L'Explication Prémisse
Cet article dit simplement que toute clause, contrat ou accord qui viendrait réduire ou annuler les droits prévus par les articles relatifs à la maternité, la paternité, l’adoption et l’éducation des enfants est sans effet (nul). Ces dispositions sont d’ordre public social : on ne peut pas y renoncer par accord entre l’employeur et le salarié. En revanche, un accord ou une clause peut prévoir des mesures plus favorables que la loi.
Exemple : un contrat de travail contient une clause indiquant que l’employée enceinte renonce à son congé maternité ou qu’elle n’aura droit à aucune indemnité pendant ce congé. Cette clause est nulle. L’employée peut prendre son congé maternité conformément aux articles applicables et bénéficier des protections et indemnités prévues par la loi (ou la convention collective).

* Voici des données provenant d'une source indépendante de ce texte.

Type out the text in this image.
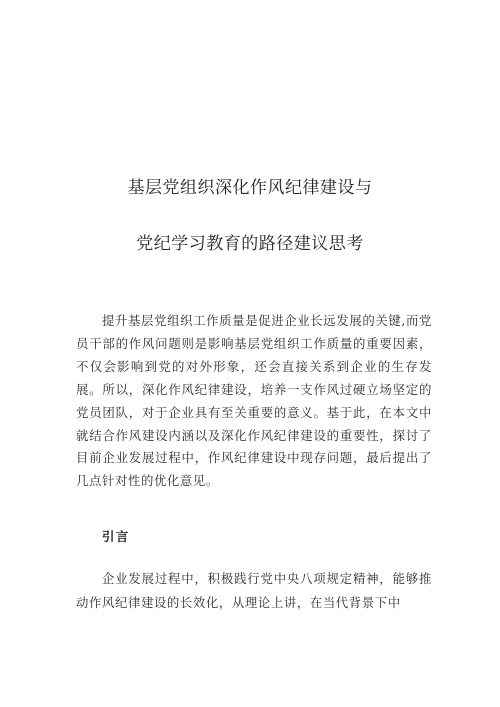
基层党组织深化作风纪律建设与
党纪学习教育的路径建议思考

提升基层党组织工作质量是促进企业长远发展的关键,而党员干部的作风问题则是影响基层党组织工作质量的重要因素，不仅会影响到党的对外形象，还会直接关系到企业的生存发展。所以，深化作风纪律建设，培养一支作风过硬立场坚定的党员团队，对于企业具有至关重要的意义。基于此，在本文中就结合作风建设内涵以及深化作风纪律建设的重要性，探讨了目前企业发展过程中，作风纪律建设中现存问题，最后提出了几点针对性的优化意见。

引言

企业发展过程中，积极践行党中央八项规定精神，能够推动作风纪律建设的长效化，从理论上讲，在当代背景下中
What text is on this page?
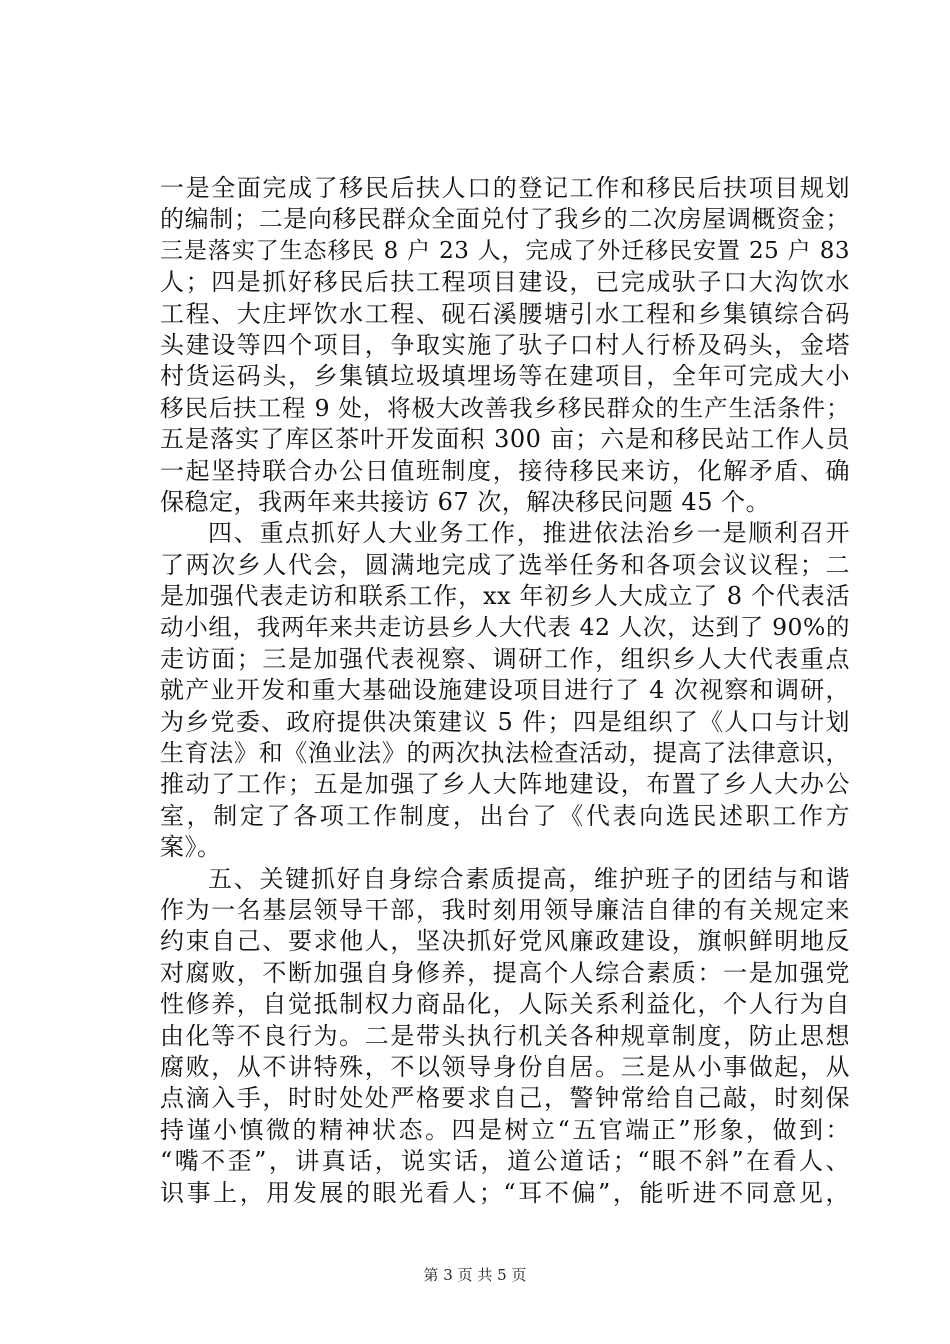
一是全面完成了移民后扶人口的登记工作和移民后扶项目规划
的编制；二是向移民群众全面兑付了我乡的二次房屋调概资金；
三是落实了生态移民 8 户 23 人，完成了外迁移民安置 25 户 83
人；四是抓好移民后扶工程项目建设，已完成驮子口大沟饮水
工程、大庄坪饮水工程、砚石溪腰塘引水工程和乡集镇综合码
头建设等四个项目，争取实施了驮子口村人行桥及码头，金塔
村货运码头，乡集镇垃圾填埋场等在建项目，全年可完成大小
移民后扶工程 9 处，将极大改善我乡移民群众的生产生活条件；
五是落实了库区茶叶开发面积 300 亩；六是和移民站工作人员
一起坚持联合办公日值班制度，接待移民来访，化解矛盾、确
保稳定，我两年来共接访 67 次，解决移民问题 45 个。
四、重点抓好人大业务工作，推进依法治乡一是顺利召开
了两次乡人代会，圆满地完成了选举任务和各项会议议程；二
是加强代表走访和联系工作，xx 年初乡人大成立了 8 个代表活
动小组，我两年来共走访县乡人大代表 42 人次，达到了 90%的
走访面；三是加强代表视察、调研工作，组织乡人大代表重点
就产业开发和重大基础设施建设项目进行了 4 次视察和调研，
为乡党委、政府提供决策建议 5 件；四是组织了《人口与计划
生育法》和《渔业法》的两次执法检查活动，提高了法律意识，
推动了工作；五是加强了乡人大阵地建设，布置了乡人大办公
室，制定了各项工作制度，出台了《代表向选民述职工作方
案》。
五、关键抓好自身综合素质提高，维护班子的团结与和谐
作为一名基层领导干部，我时刻用领导廉洁自律的有关规定来
约束自己、要求他人，坚决抓好党风廉政建设，旗帜鲜明地反
对腐败，不断加强自身修养，提高个人综合素质：一是加强党
性修养，自觉抵制权力商品化，人际关系利益化，个人行为自
由化等不良行为。二是带头执行机关各种规章制度，防止思想
腐败，从不讲特殊，不以领导身份自居。三是从小事做起，从
点滴入手，时时处处严格要求自己，警钟常给自己敲，时刻保
持谨小慎微的精神状态。四是树立“五官端正”形象，做到：
“嘴不歪”，讲真话，说实话，道公道话；“眼不斜”在看人、
识事上，用发展的眼光看人；“耳不偏”，能听进不同意见，
第 3 页 共 5 页
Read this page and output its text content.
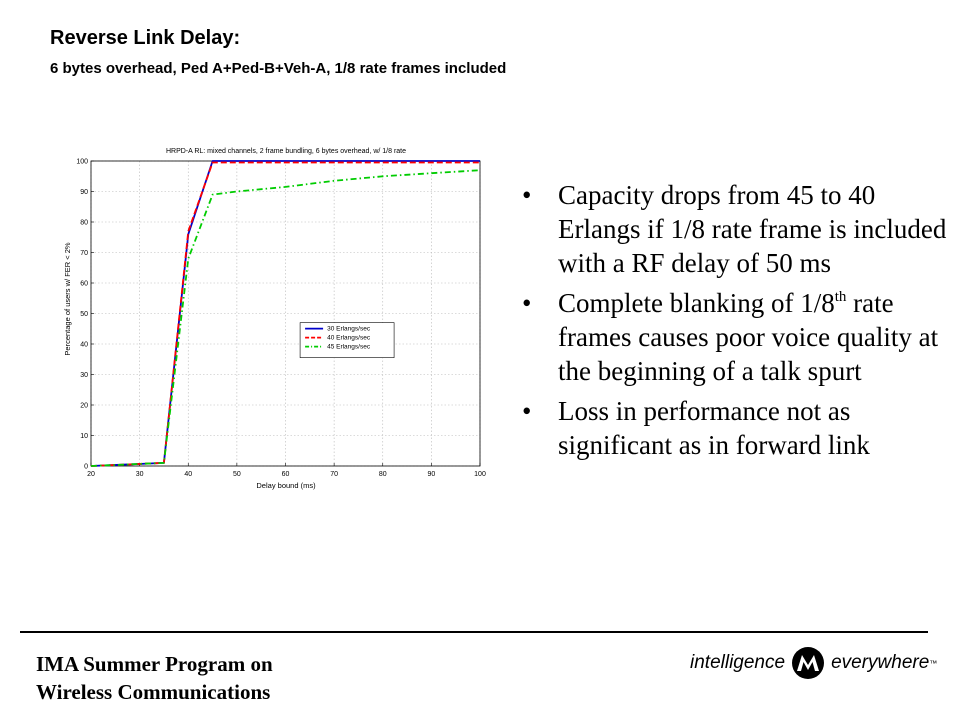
Reverse Link Delay:
6 bytes overhead, Ped A+Ped-B+Veh-A, 1/8 rate frames included
HRPD-A RL: mixed channels, 2 frame bundling, 6 bytes overhead, w/ 1/8 rate
20	30	40	50	60	70	80	90	100
0
10
20
30
40
50
60
70
80
90
100
30 Erlangs/sec
40 Erlangs/sec
45 Erlangs/sec
Delay bound (ms)
Percentage of users w/ FER < 2%
• Capacity drops from 45 to 40 Erlangs if 1/8 rate frame is included with a RF delay of 50 ms
• Complete blanking of 1/8th rate frames causes poor voice quality at the beginning of a talk spurt
• Loss in performance not as significant as in forward link
IMA Summer Program on
Wireless Communications
intelligence everywhere ™
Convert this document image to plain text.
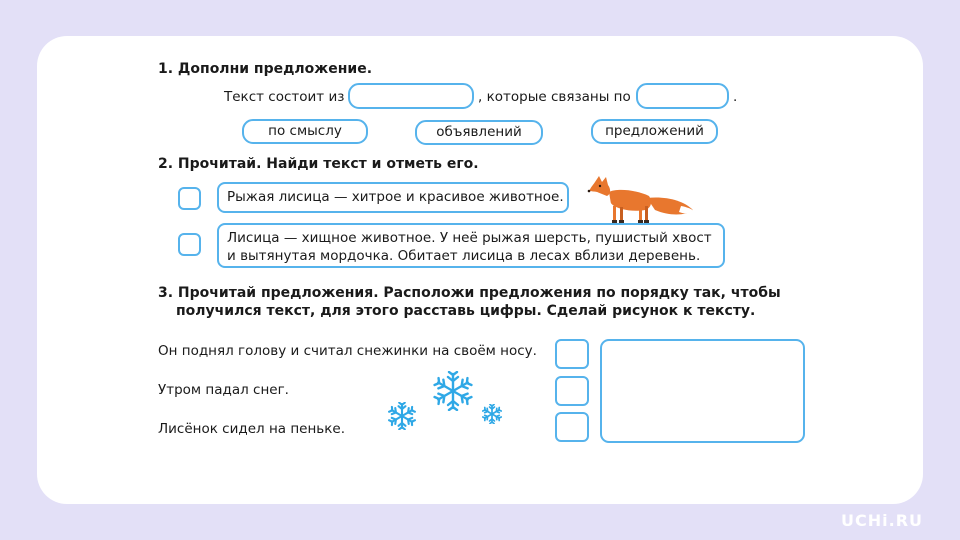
1. Дополни предложение.
Текст состоит из	, которые связаны по	.
по смыслу	объявлений	предложений
2. Прочитай. Найди текст и отметь его.
Рыжая лисица — хитрое и красивое животное.
Лисица — хищное животное. У неё рыжая шерсть, пушистый хвост
и вытянутая мордочка. Обитает лисица в лесах вблизи деревень.
3. Прочитай предложения. Расположи предложения по порядку так, чтобы
получился текст, для этого расставь цифры. Сделай рисунок к тексту.
Он поднял голову и считал снежинки на своём носу.
Утром падал снег.
Лисёнок сидел на пеньке.
UCHi.RU
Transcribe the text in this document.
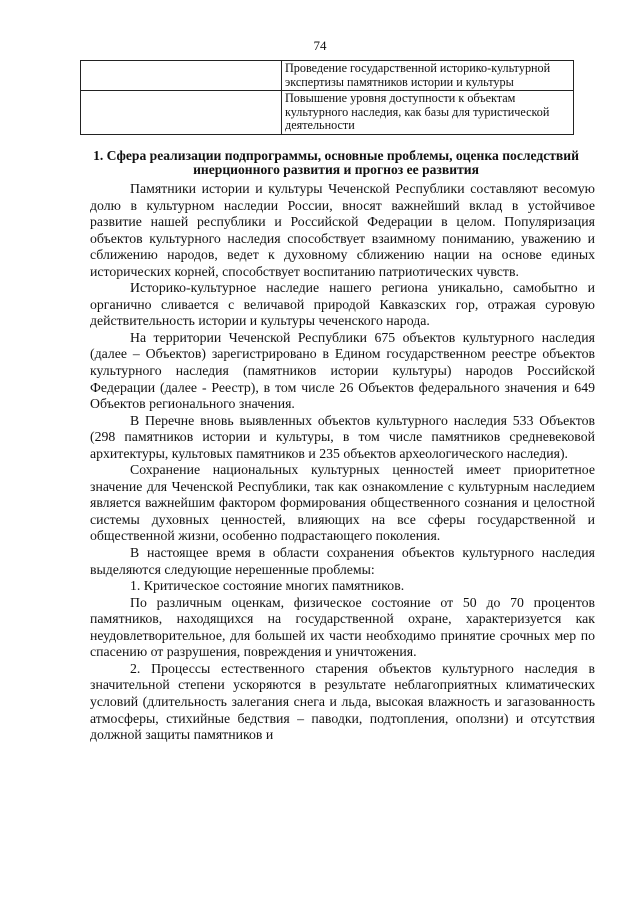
74
	Проведение государственной историко-культурной экспертизы памятников истории и культуры
	Повышение уровня доступности к объектам культурного наследия, как базы для туристической деятельности
1. Сфера реализации подпрограммы, основные проблемы, оценка последствий инерционного развития и прогноз ее развития

Памятники истории и культуры Чеченской Республики составляют весомую долю в культурном наследии России, вносят важнейший вклад в устойчивое развитие нашей республики и Российской Федерации в целом. Популяризация объектов культурного наследия способствует взаимному пониманию, уважению и сближению народов, ведет к духовному сближению нации на основе единых исторических корней, способствует воспитанию патриотических чувств.

Историко-культурное наследие нашего региона уникально, самобытно и органично сливается с величавой природой Кавказских гор, отражая суровую действительность истории и культуры чеченского народа.

На территории Чеченской Республики 675 объектов культурного наследия (далее – Объектов) зарегистрировано в Едином государственном реестре объектов культурного наследия (памятников истории культуры) народов Российской Федерации (далее - Реестр), в том числе 26 Объектов федерального значения и 649 Объектов регионального значения.

В Перечне вновь выявленных объектов культурного наследия 533 Объектов (298 памятников истории и культуры, в том числе памятников средневековой архитектуры, культовых памятников и 235 объектов археологического наследия).

Сохранение национальных культурных ценностей имеет приоритетное значение для Чеченской Республики, так как ознакомление с культурным наследием является важнейшим фактором формирования общественного сознания и целостной системы духовных ценностей, влияющих на все сферы государственной и общественной жизни, особенно подрастающего поколения.

В настоящее время в области сохранения объектов культурного наследия выделяются следующие нерешенные проблемы:

1. Критическое состояние многих памятников.

По различным оценкам, физическое состояние от 50 до 70 процентов памятников, находящихся на государственной охране, характеризуется как неудовлетворительное, для большей их части необходимо принятие срочных мер по спасению от разрушения, повреждения и уничтожения.

2. Процессы естественного старения объектов культурного наследия в значительной степени ускоряются в результате неблагоприятных климатических условий (длительность залегания снега и льда, высокая влажность и загазованность атмосферы, стихийные бедствия – паводки, подтопления, оползни) и отсутствия должной защиты памятников и
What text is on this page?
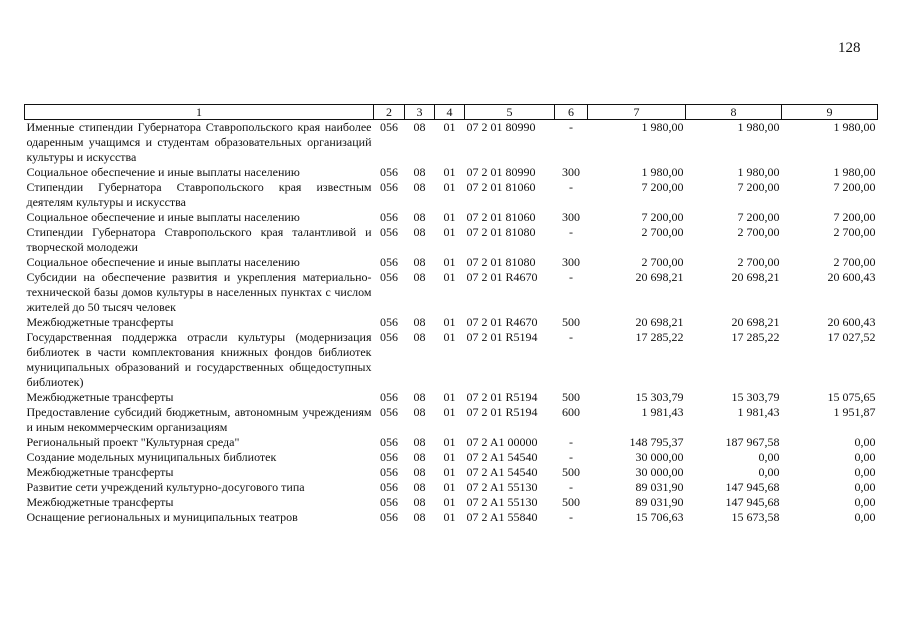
128
1	2	3	4	5	6	7	8	9
Именные стипендии Губернатора Ставропольского края наиболее одаренным учащимся и студентам образовательных организаций культуры и искусства	056	08	01	07 2 01 80990	-	1 980,00	1 980,00	1 980,00
Социальное обеспечение и иные выплаты населению	056	08	01	07 2 01 80990	300	1 980,00	1 980,00	1 980,00
Стипендии Губернатора Ставропольского края известным деятелям культуры и искусства	056	08	01	07 2 01 81060	-	7 200,00	7 200,00	7 200,00
Социальное обеспечение и иные выплаты населению	056	08	01	07 2 01 81060	300	7 200,00	7 200,00	7 200,00
Стипендии Губернатора Ставропольского края талантливой и творческой молодежи	056	08	01	07 2 01 81080	-	2 700,00	2 700,00	2 700,00
Социальное обеспечение и иные выплаты населению	056	08	01	07 2 01 81080	300	2 700,00	2 700,00	2 700,00
Субсидии на обеспечение развития и укрепления материально-технической базы домов культуры в населенных пунктах с числом жителей до 50 тысяч человек	056	08	01	07 2 01 R4670	-	20 698,21	20 698,21	20 600,43
Межбюджетные трансферты	056	08	01	07 2 01 R4670	500	20 698,21	20 698,21	20 600,43
Государственная поддержка отрасли культуры (модернизация библиотек в части комплектования книжных фондов библиотек муниципальных образований и государственных общедоступных библиотек)	056	08	01	07 2 01 R5194	-	17 285,22	17 285,22	17 027,52
Межбюджетные трансферты	056	08	01	07 2 01 R5194	500	15 303,79	15 303,79	15 075,65
Предоставление субсидий бюджетным, автономным учреждениям и иным некоммерческим организациям	056	08	01	07 2 01 R5194	600	1 981,43	1 981,43	1 951,87
Региональный проект "Культурная среда"	056	08	01	07 2 A1 00000	-	148 795,37	187 967,58	0,00
Создание модельных муниципальных библиотек	056	08	01	07 2 A1 54540	-	30 000,00	0,00	0,00
Межбюджетные трансферты	056	08	01	07 2 A1 54540	500	30 000,00	0,00	0,00
Развитие сети учреждений культурно-досугового типа	056	08	01	07 2 A1 55130	-	89 031,90	147 945,68	0,00
Межбюджетные трансферты	056	08	01	07 2 A1 55130	500	89 031,90	147 945,68	0,00
Оснащение региональных и муниципальных театров	056	08	01	07 2 A1 55840	-	15 706,63	15 673,58	0,00
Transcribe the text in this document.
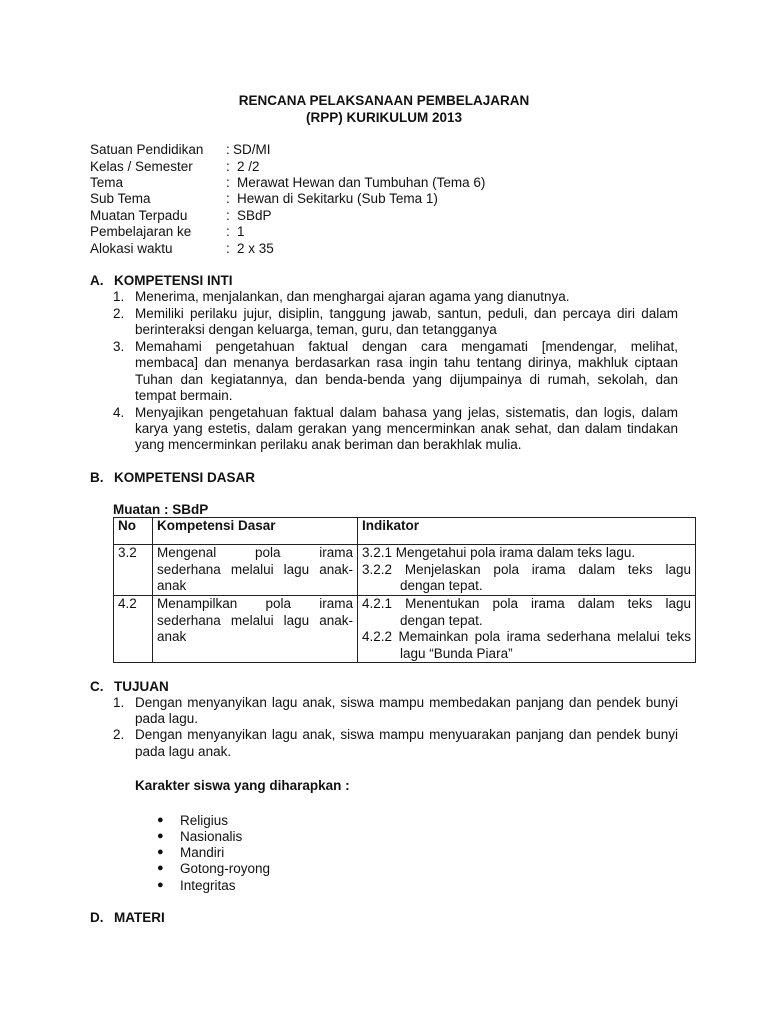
RENCANA PELAKSANAAN PEMBELAJARAN
(RPP) KURIKULUM 2013
Satuan Pendidikan : SD/MI
Kelas / Semester : 2 /2
Tema	: Merawat Hewan dan Tumbuhan (Tema 6)
Sub Tema	: Hewan di Sekitarku (Sub Tema 1)
Muatan Terpadu	: SBdP
Pembelajaran ke	: 1
Alokasi waktu	: 2 x 35
A. KOMPETENSI INTI
1. Menerima, menjalankan, dan menghargai ajaran agama yang dianutnya.
2. Memiliki perilaku jujur, disiplin, tanggung jawab, santun, peduli, dan percaya diri dalam
berinteraksi dengan keluarga, teman, guru, dan tetangganya
3. Memahami pengetahuan faktual dengan cara mengamati [mendengar, melihat,
membaca] dan menanya berdasarkan rasa ingin tahu tentang dirinya, makhluk ciptaan
Tuhan dan kegiatannya, dan benda-benda yang dijumpainya di rumah, sekolah, dan
tempat bermain.
4. Menyajikan pengetahuan faktual dalam bahasa yang jelas, sistematis, dan logis, dalam
karya yang estetis, dalam gerakan yang mencerminkan anak sehat, dan dalam tindakan
yang mencerminkan perilaku anak beriman dan berakhlak mulia.
B. KOMPETENSI DASAR
Muatan : SBdP
No	Kompetensi Dasar	Indikator
3.2	Mengenal pola irama
sederhana melalui lagu anak-
anak	3.2.1 Mengetahui pola irama dalam teks lagu.
3.2.2 Menjelaskan pola irama dalam teks lagu
dengan tepat.

4.2	Menampilkan pola irama
sederhana melalui lagu anak-
anak	4.2.1 Menentukan pola irama dalam teks lagu
dengan tepat.
4.2.2 Memainkan pola irama sederhana melalui teks
lagu “Bunda Piara”
C. TUJUAN
1. Dengan menyanyikan lagu anak, siswa mampu membedakan panjang dan pendek bunyi
pada lagu.
2. Dengan menyanyikan lagu anak, siswa mampu menyuarakan panjang dan pendek bunyi
pada lagu anak.
Karakter siswa yang diharapkan :
● Religius
● Nasionalis
● Mandiri
● Gotong-royong
● Integritas
D. MATERI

L’employeur ne peut pas l’obliger à signer une renonciation et ne peut pas la sanctionner pour avoir exercé ses droits.
- Les dispositions relatives à la maternité, paternité, adoption et éducation des enfants (articles cités) sont d’ordre public social : elles ne peuvent être écartées par convention ou clause contractuelle.
- Toute convention contraire est nulle : la clause litigieuse n’a pas d’effet juridique; les droits légaux restent applicables.
- La nullité vise aussi bien les accords individuels (contrat de travail, avenant) que les conventions qui porteraient atteinte aux droits protégés.
- Une convention peut en revanche prévoir des conditions plus favorables que la loi (elles restent valables).
- Le salarié peut invoquer la nullité devant le juge pour faire valoir ses droits (congé, protection contre le licenciement, retour à l’emploi, indemnités, etc.).
- La nullité partielle est possible : seule la clause contraire est frappée d’inopposabilité, le reste du contrat demeure applicable.
- Pratique pour l’employeur : il ne peut demander au salarié de renoncer à ses droits liés à la maternité/paternité/adoption ; tenter de le faire expose à contestation judiciaire et à réparation en cas de préjudice.